The utility of tracing is great, I've been using Azure Application Insights with NodeJS (and of course in .NET). This is relatively simple because it monkey patches itself everywhere if you go through the "classic" SDK route. Then adding your own data to logs is just a few simple functions trackTrace, trackException, trackEvent, etc.

However, if you want to figure out how it works you might be scared, it is not lightweight. I just spent a few days digging through the Azure Application Insights NodeJS code base which integrates with OpenTelemetry packages. It's an utter mess, a huge amount of abstractions. Adding it to the project brought 100 MB and around 40 extra packages.

the_duke 2 days ago

This isn't just a problem in JS.

In every language I looked the otel libraries were a bloated, over-abstracted and resource-hungry mess.

I think that's partially because it is actually difficult and complex to implement, and partially because the implementations are often written by devs without a long history of implementing similar systems.

  • mcronce 2 days ago

    It's been a bit since I've added it to an existing project, but at least as of a year or so ago, the Rust implementation (tracing + tracing-opentelemetry + opentelemetry-jaeger specifically for that project) was similar.

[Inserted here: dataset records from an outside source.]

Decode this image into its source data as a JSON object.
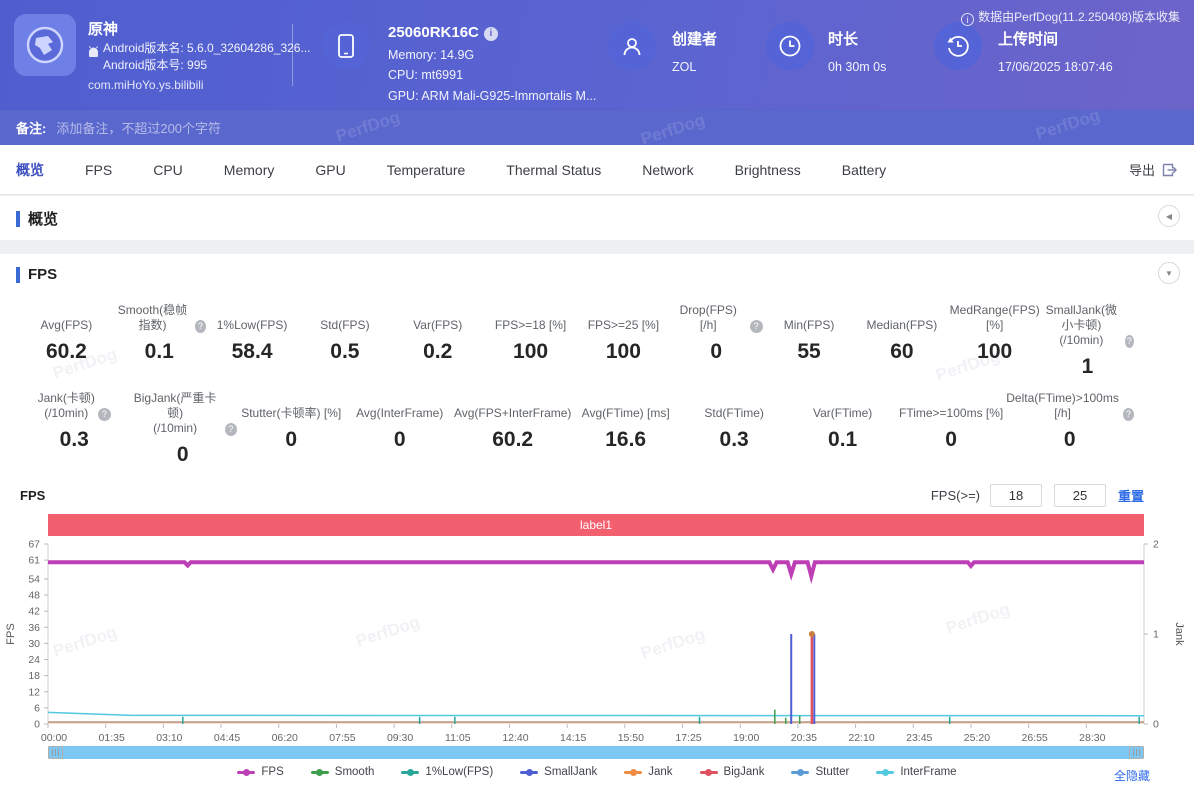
{
  "watermark": "PerfDog",
  "header": {
    "app": {
      "name": "原神",
      "version_name": "Android版本名: 5.6.0_32604286_326...",
      "version_code": "Android版本号: 995",
      "package": "com.miHoYo.ys.bilibili"
    },
    "device": {
      "name": "25060RK16C",
      "memory": "Memory: 14.9G",
      "cpu": "CPU: mt6991",
      "gpu": "GPU: ARM Mali-G925-Immortalis M..."
    },
    "creator": {
      "label": "创建者",
      "value": "ZOL"
    },
    "duration": {
      "label": "时长",
      "value": "0h 30m 0s"
    },
    "upload": {
      "label": "上传时间",
      "value": "17/06/2025 18:07:46"
    },
    "collect_note": "数据由PerfDog(11.2.250408)版本收集"
  },
  "remark": {
    "label": "备注:",
    "placeholder": "添加备注，不超过200个字符"
  },
  "tabs": [
    "概览",
    "FPS",
    "CPU",
    "Memory",
    "GPU",
    "Temperature",
    "Thermal Status",
    "Network",
    "Brightness",
    "Battery"
  ],
  "active_tab": 0,
  "export_label": "导出",
  "sections": {
    "overview_title": "概览",
    "fps_title": "FPS"
  },
  "stats_row1": [
    {
      "label": "Avg(FPS)",
      "value": "60.2"
    },
    {
      "label": "Smooth(稳帧指数)",
      "value": "0.1",
      "help": true
    },
    {
      "label": "1%Low(FPS)",
      "value": "58.4"
    },
    {
      "label": "Std(FPS)",
      "value": "0.5"
    },
    {
      "label": "Var(FPS)",
      "value": "0.2"
    },
    {
      "label": "FPS>=18 [%]",
      "value": "100"
    },
    {
      "label": "FPS>=25 [%]",
      "value": "100"
    },
    {
      "label": "Drop(FPS) [/h]",
      "value": "0",
      "help": true
    },
    {
      "label": "Min(FPS)",
      "value": "55"
    },
    {
      "label": "Median(FPS)",
      "value": "60"
    },
    {
      "label": "MedRange(FPS)[%]",
      "value": "100"
    },
    {
      "label": "SmallJank(微小卡顿)\n(/10min)",
      "value": "1",
      "help": true
    }
  ],
  "stats_row2": [
    {
      "label": "Jank(卡顿)\n(/10min)",
      "value": "0.3",
      "help": true
    },
    {
      "label": "BigJank(严重卡顿)\n(/10min)",
      "value": "0",
      "help": true
    },
    {
      "label": "Stutter(卡顿率) [%]",
      "value": "0"
    },
    {
      "label": "Avg(InterFrame)",
      "value": "0"
    },
    {
      "label": "Avg(FPS+InterFrame)",
      "value": "60.2"
    },
    {
      "label": "Avg(FTime) [ms]",
      "value": "16.6"
    },
    {
      "label": "Std(FTime)",
      "value": "0.3"
    },
    {
      "label": "Var(FTime)",
      "value": "0.1"
    },
    {
      "label": "FTime>=100ms [%]",
      "value": "0"
    },
    {
      "label": "Delta(FTime)>100ms [/h]",
      "value": "0",
      "help": true
    }
  ],
  "fps_chart": {
    "title": "FPS",
    "threshold_label": "FPS(>=)",
    "threshold1": "18",
    "threshold2": "25",
    "reset_label": "重置",
    "hide_all_label": "全隐藏"
  },
  "chart_data": {
    "type": "line",
    "title": "label1",
    "banner_color": "#f25f6f",
    "x": {
      "ticks": [
        "00:00",
        "01:35",
        "03:10",
        "04:45",
        "06:20",
        "07:55",
        "09:30",
        "11:05",
        "12:40",
        "14:15",
        "15:50",
        "17:25",
        "19:00",
        "20:35",
        "22:10",
        "23:45",
        "25:20",
        "26:55",
        "28:30"
      ],
      "tick_interval_s": 95,
      "total_s": 1805
    },
    "y_left": {
      "label": "FPS",
      "ticks": [
        0,
        6,
        12,
        18,
        24,
        30,
        36,
        42,
        48,
        54,
        61,
        67
      ],
      "min": 0,
      "max": 67
    },
    "y_right": {
      "label": "Jank",
      "ticks": [
        0,
        1,
        2
      ],
      "min": 0,
      "max": 2
    },
    "series": [
      {
        "name": "FPS",
        "color": "#bd3fb5",
        "axis": "left",
        "type": "line",
        "width": 4,
        "points": [
          [
            0,
            60.2
          ],
          [
            225,
            60.2
          ],
          [
            230,
            59
          ],
          [
            235,
            60.2
          ],
          [
            1188,
            60.2
          ],
          [
            1194,
            57.5
          ],
          [
            1200,
            60.2
          ],
          [
            1218,
            60.2
          ],
          [
            1224,
            55.8
          ],
          [
            1230,
            60.2
          ],
          [
            1251,
            60.2
          ],
          [
            1257,
            55
          ],
          [
            1263,
            60.2
          ],
          [
            1515,
            60.2
          ],
          [
            1520,
            58.8
          ],
          [
            1525,
            60.2
          ],
          [
            1805,
            60.2
          ]
        ]
      },
      {
        "name": "InterFrame",
        "color": "#53c8de",
        "axis": "left",
        "type": "line",
        "width": 1.5,
        "points": [
          [
            0,
            4.3
          ],
          [
            140,
            3.2
          ],
          [
            1805,
            3.1
          ]
        ]
      },
      {
        "name": "JankBaseline",
        "color": "#c49b85",
        "axis": "right",
        "type": "line",
        "width": 2,
        "points": [
          [
            0,
            0.02
          ],
          [
            1805,
            0.02
          ]
        ]
      },
      {
        "name": "Smooth",
        "color": "#3fa04c",
        "axis": "right",
        "type": "impulse",
        "width": 1.5,
        "events": [
          [
            1197,
            0.16
          ],
          [
            1215,
            0.07
          ],
          [
            1238,
            0.09
          ]
        ]
      },
      {
        "name": "1%Low(FPS)",
        "color": "#2aa79b",
        "axis": "right",
        "type": "impulse",
        "width": 1.5,
        "events": [
          [
            222,
            0.08
          ],
          [
            612,
            0.08
          ],
          [
            670,
            0.08
          ],
          [
            1073,
            0.08
          ],
          [
            1485,
            0.08
          ],
          [
            1797,
            0.08
          ]
        ]
      },
      {
        "name": "SmallJank",
        "color": "#4f5ed2",
        "axis": "right",
        "type": "impulse",
        "width": 2,
        "events": [
          [
            1224,
            1
          ],
          [
            1262,
            1
          ]
        ]
      },
      {
        "name": "Jank",
        "color": "#e0515f",
        "axis": "right",
        "type": "impulse",
        "width": 2.5,
        "cap": true,
        "cap_color": "#c9803f",
        "events": [
          [
            1258,
            1
          ]
        ]
      }
    ],
    "legend": [
      {
        "name": "FPS",
        "color": "#bd3fb5"
      },
      {
        "name": "Smooth",
        "color": "#3fa04c"
      },
      {
        "name": "1%Low(FPS)",
        "color": "#2aa79b"
      },
      {
        "name": "SmallJank",
        "color": "#4f5ed2"
      },
      {
        "name": "Jank",
        "color": "#ef8c43"
      },
      {
        "name": "BigJank",
        "color": "#e0515f"
      },
      {
        "name": "Stutter",
        "color": "#5b9bd5"
      },
      {
        "name": "InterFrame",
        "color": "#53c8de"
      }
    ]
  }
}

    The impact on compile time and code size wasn't bad (for a project that was large and already pulling in a lot of crates), but it had a huge runtime cost - mostly allocator pressure in the form of temp allocations from what I could see. For a mostly I/O bound workload, it more than doubled CPU utilization and ballooned OS-measured memory consumption by >30%

  • deathanatos 2 days ago

    The OpenTelemetry spec is a mess. There's so much … abstract blah blah blah? … and very little actual details.

    If I actually go to the part of the spec that I think gets down to "here is how to concretely write OpenTelemetry stuff [1], that seems to have the various attributes camelCased, for example, whereas the article has named them "spanID" and "traceID".

    AFAICT the "spec" also just links you to the implementation. "Just" read this protobuf definition, translate that to JSON in your mind's eye. I "POST" this to a hard-coded path tacked onto a URL… but do I post individual traces/logs? Can I batch them? I'm sure there's a gRPC thing I could start guessing from…

    But it seems like the JSON stuff is a second class citizen from the gRPC interface. Unless that's just as bad, too…

    Actually getting set up in Python isn't too terrible, though there are a few classes that you're like "what's the point of this?" and most of them are apparently just undoc'd. (E.g., [2], ^F TraceProvider, get nothing.)

    It is a bit depressing how this seems to be becoming The Chosen Spec.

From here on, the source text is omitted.